At the weekend, Facebook reminded me that I started this breast cancer blog a year ago. When I wrote the first post, I had no idea what reaction I’d get – if any!
I had no idea how blogs worked…and even less about search engine optimisation. I still haven’t worked that out and it did bother me for quite a while. I’m fine with it now and I’ll get round to working it out one day.
When I started the blog, I wanted to increase the visibility of flat women and advocate for all patients to be given all of the treatment options after mastectomy. I think I’ve made some headway on both of those aims and have been lucky enough to have had some great experiences too. I’m not going to bore you with all of that, but you can read about them here if you’d like to.

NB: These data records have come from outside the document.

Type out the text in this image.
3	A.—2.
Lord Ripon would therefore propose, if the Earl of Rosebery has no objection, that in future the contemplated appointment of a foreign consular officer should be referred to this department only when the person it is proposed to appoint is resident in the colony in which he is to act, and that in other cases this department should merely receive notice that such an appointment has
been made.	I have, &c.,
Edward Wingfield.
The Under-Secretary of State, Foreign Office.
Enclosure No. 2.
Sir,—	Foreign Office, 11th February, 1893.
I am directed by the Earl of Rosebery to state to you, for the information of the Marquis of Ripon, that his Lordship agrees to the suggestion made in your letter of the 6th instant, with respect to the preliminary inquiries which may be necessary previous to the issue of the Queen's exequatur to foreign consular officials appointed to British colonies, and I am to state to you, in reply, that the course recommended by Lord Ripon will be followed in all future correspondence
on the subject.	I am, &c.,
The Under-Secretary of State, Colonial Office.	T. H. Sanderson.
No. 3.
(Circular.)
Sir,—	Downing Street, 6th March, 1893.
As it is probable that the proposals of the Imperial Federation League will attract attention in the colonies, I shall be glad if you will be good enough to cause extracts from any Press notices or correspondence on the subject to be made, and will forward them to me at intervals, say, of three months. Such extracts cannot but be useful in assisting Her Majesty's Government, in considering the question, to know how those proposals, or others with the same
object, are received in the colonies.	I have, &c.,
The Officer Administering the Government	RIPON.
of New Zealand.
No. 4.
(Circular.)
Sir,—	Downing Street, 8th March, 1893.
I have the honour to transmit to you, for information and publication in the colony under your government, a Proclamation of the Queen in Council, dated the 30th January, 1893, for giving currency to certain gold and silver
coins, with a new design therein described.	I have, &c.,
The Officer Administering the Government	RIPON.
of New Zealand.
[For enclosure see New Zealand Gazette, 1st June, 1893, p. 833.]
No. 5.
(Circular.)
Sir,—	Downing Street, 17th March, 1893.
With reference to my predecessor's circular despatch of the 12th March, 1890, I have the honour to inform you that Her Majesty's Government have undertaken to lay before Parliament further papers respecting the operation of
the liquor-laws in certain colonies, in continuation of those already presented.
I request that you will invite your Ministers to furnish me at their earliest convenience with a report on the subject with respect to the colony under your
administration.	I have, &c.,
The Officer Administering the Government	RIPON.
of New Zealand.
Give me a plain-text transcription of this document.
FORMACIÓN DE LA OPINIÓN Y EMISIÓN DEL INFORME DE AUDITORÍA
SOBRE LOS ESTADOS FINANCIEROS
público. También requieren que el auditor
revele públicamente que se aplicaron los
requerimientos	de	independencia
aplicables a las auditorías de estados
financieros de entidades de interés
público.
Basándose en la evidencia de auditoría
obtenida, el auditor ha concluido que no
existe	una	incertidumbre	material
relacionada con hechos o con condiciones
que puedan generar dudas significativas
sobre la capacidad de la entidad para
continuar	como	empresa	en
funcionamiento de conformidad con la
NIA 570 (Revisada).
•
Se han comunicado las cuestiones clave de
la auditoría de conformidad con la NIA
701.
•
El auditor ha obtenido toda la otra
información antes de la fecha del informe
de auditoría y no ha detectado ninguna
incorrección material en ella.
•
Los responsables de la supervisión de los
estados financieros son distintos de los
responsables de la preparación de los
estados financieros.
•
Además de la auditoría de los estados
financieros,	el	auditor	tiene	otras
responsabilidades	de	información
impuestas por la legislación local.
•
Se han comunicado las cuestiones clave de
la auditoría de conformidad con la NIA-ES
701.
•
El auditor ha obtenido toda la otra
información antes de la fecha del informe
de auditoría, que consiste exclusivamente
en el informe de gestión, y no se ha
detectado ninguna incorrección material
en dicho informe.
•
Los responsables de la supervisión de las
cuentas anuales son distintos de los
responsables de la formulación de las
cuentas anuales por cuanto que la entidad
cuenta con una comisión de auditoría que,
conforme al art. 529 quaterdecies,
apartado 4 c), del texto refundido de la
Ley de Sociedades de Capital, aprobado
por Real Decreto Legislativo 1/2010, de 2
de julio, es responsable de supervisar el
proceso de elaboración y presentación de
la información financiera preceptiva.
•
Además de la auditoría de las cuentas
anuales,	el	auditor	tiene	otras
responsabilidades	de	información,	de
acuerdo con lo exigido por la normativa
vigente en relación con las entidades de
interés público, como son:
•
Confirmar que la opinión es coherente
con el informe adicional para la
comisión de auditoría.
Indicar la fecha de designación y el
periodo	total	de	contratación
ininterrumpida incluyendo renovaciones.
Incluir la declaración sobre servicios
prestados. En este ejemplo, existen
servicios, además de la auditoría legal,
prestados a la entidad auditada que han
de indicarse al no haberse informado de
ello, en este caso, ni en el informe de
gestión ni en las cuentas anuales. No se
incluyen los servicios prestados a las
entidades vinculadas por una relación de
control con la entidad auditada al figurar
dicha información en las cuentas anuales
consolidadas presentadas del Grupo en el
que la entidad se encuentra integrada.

So that’s the past…what about now?
Is currently NED – no evidence of disease – which is brilliant. I still have annual check ups with my breast surgeon and oncologist and will do for another two years. I’ve stopped taking Tamoxifen as the side effects were grim and had put me into a second menopause. One was enough thanks…so I’m not taking any drugs at the moment. Recurrence is always a possibility but I have to weigh up my quality of life vs the minimal benefits against recurrence that Tamoxifen was giving me.
Mental wellbeing status
Is sunshine and showers – which is brilliant because that is what it is. I think it’s safe to say that cancer is a head fuck. Especially if, like me, depression and anxiety were companions before the arrival of cancer. And I’m lucky. My oncologist told me that he was pretty sure that he wouldn’t see me again after the five years were up. Do I believe him? Can I believe him? What’s that ache in my chest? Pain in my groin…definitely secondary bone cancer. Can I get an appointment to see him?
I saw my surgeon earlier this month and reported a strange sensation where my cancerous left breast used to be. It was a feeling of fullness, and I’m aware of it as I sit here writing. Turns out that it’s phantom body part sensation. Which makes sense as I have had amputations. My anxiety must have been apparent, and I was sent for an ultrasound to check that there was nothing sinister going on. Of course there wasn’t. But it just shows that fear and worry bubble away in the back of my mind. It is getting better the further away from diagnosis I get.
Anxiety is often around for me and has been for many, many years. I’ve accepted that I’m an anxious person and I’m learning to live with the emotion rather than fight it. I have weekly psychotherapy sessions and am working through a Headspace meditation programme, aimed specifically at anxiety.
No holidays here
The most tangible manifestation of my anxiety is my inability to go on holiday at the moment. I love planning where and when to go but I’m unable to actually make a booking. Last year’s trips amounted to two nights in Kent and one in Oxford…I had planned to visit Spain, France and South Africa. I even pulled out of a weekend away in Yorkshire on Friday. The pull of my home and its safety is very strong right now.
Physical wellbeing status
Is a work in progress and that really is brilliant– I’m fitter and stronger than I have been for a very long time. And I’m working hard at getting fitter, stronger, leaner and lighter. Sport has always been a massive part of my life and not being able to do much of it, or even walk much, for the last five years has been really really really horrible.
I’m making up for lost time and it’s amazing. When I exercise I feel fantastic. I walk my dogs every day and I walk fast. A couple of days a week, I take my poles out for a Nordic walk as well, and I’ve started working with a personal trainer. Tennis is high on my agenda for Spring and I’m planning a long walk challenge later in the year.
Being able to exercise has been the highlight of my year so far and something that I don’t take for granted. There’s loads of research that shows that exercise may reduce the risk of recurrence and improve survival – hopefully I can be one more statistic that proves this.